For a linear fit, correlation is automatically added to the visualization. Correlation is not available with other fit types.
Quadratic
creates a quadratic fit line. A quadratic fit produces a line with a single curve. A quadratic fit line often produces a line with the shape of a parabola. For more information about the quadratic fit line, select About these regression results from the visualization legend.
Cubic
creates a cubic fit line. A cubic fit line produces a line with two curves. A cubic fit line often produces a line with an “S” shape. For more information about the cubic fit line, select About these regression results from the visualization legend.
PSpline
creates a penalized B-spline. A penalized B-spline is a smoothing spline that fits the data closely. A penalized B-spline can display a complex line with many changes in its curvature. For more information about the penalized B-spline, select About these regression results from the visualization legend.

Forecasting

Forecasting estimates future values for your data based on statistical trends. Forecasting is available only for line charts that contain date or datetime data items.
A forecast adds a line with predicted values to your visualization and a colored band that represents the confidence interval.
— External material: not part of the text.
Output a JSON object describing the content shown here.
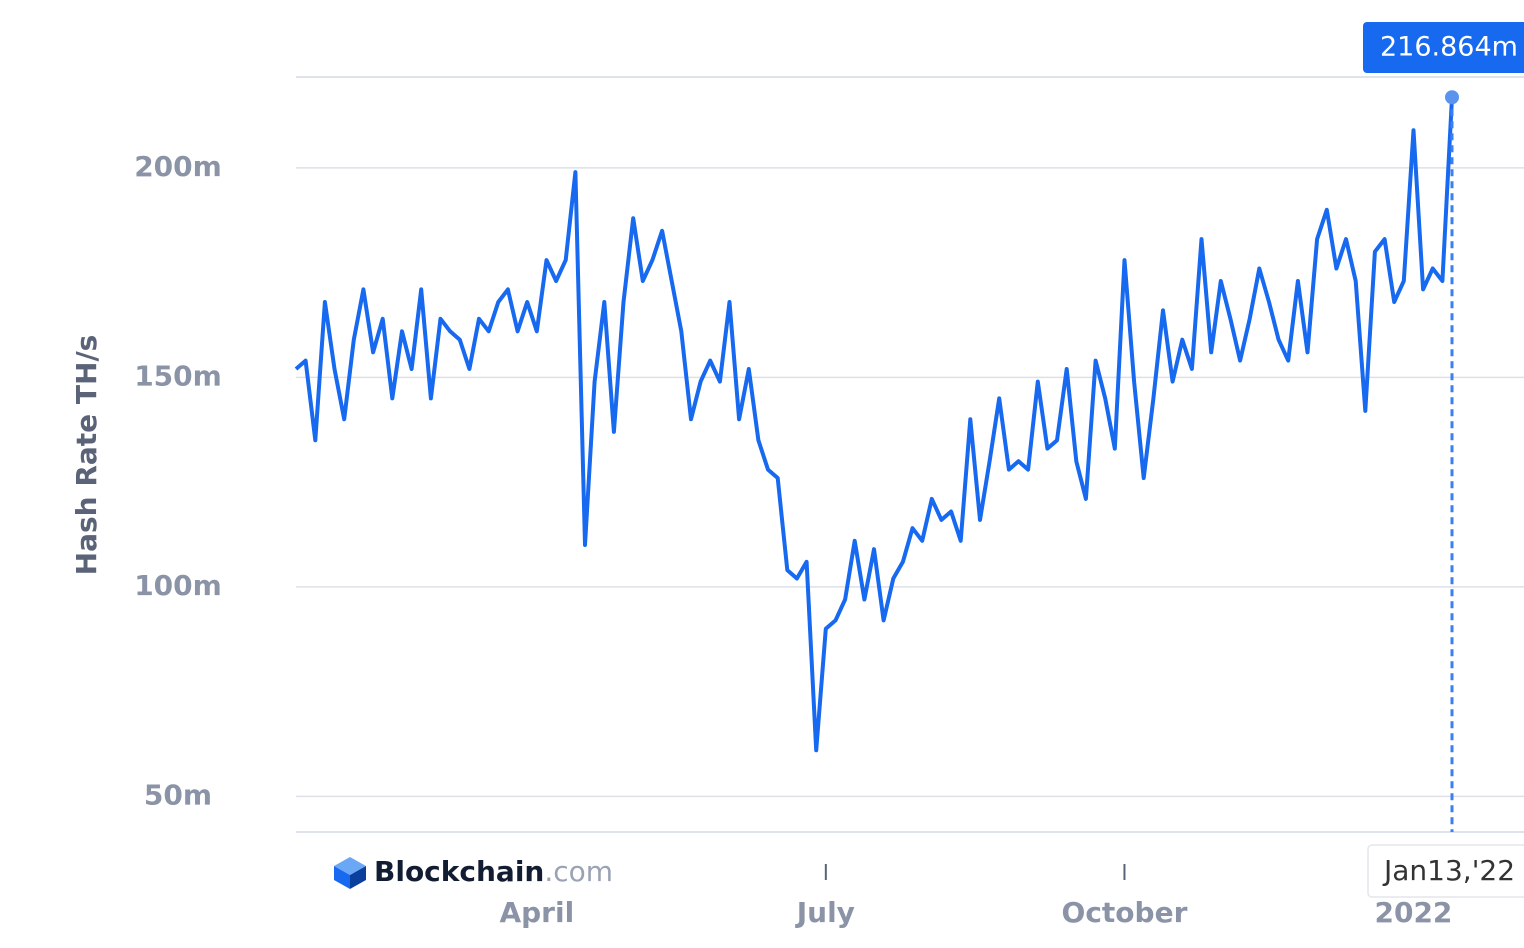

For example, a 95% confidence interval is the data range where the forecasting model is 95% confident what the future values will be.
The explorer automatically tests multiple forecasting models against your data, and then selects the best model. To see which forecasting model was used, select About these correlation results from the visualization legend.
The forecast model can be any one of the following:
  • Damped-trend exponential smoothing
  • Linear exponential smoothing
  • Seasonal exponential smoothing
  • Simple exponential smoothing
  • Winters method (additive)
  • Winters method (multiplicative)
Note: Forecasting accounts for cyclical patterns by using standard intervals of time (for example, 60 minutes in an hour, 24 hours in a day, and so on). If your data uses nonstandard intervals (for example, 48 30-minute cycles per day), then cyclical patterns are not considered in the forecast.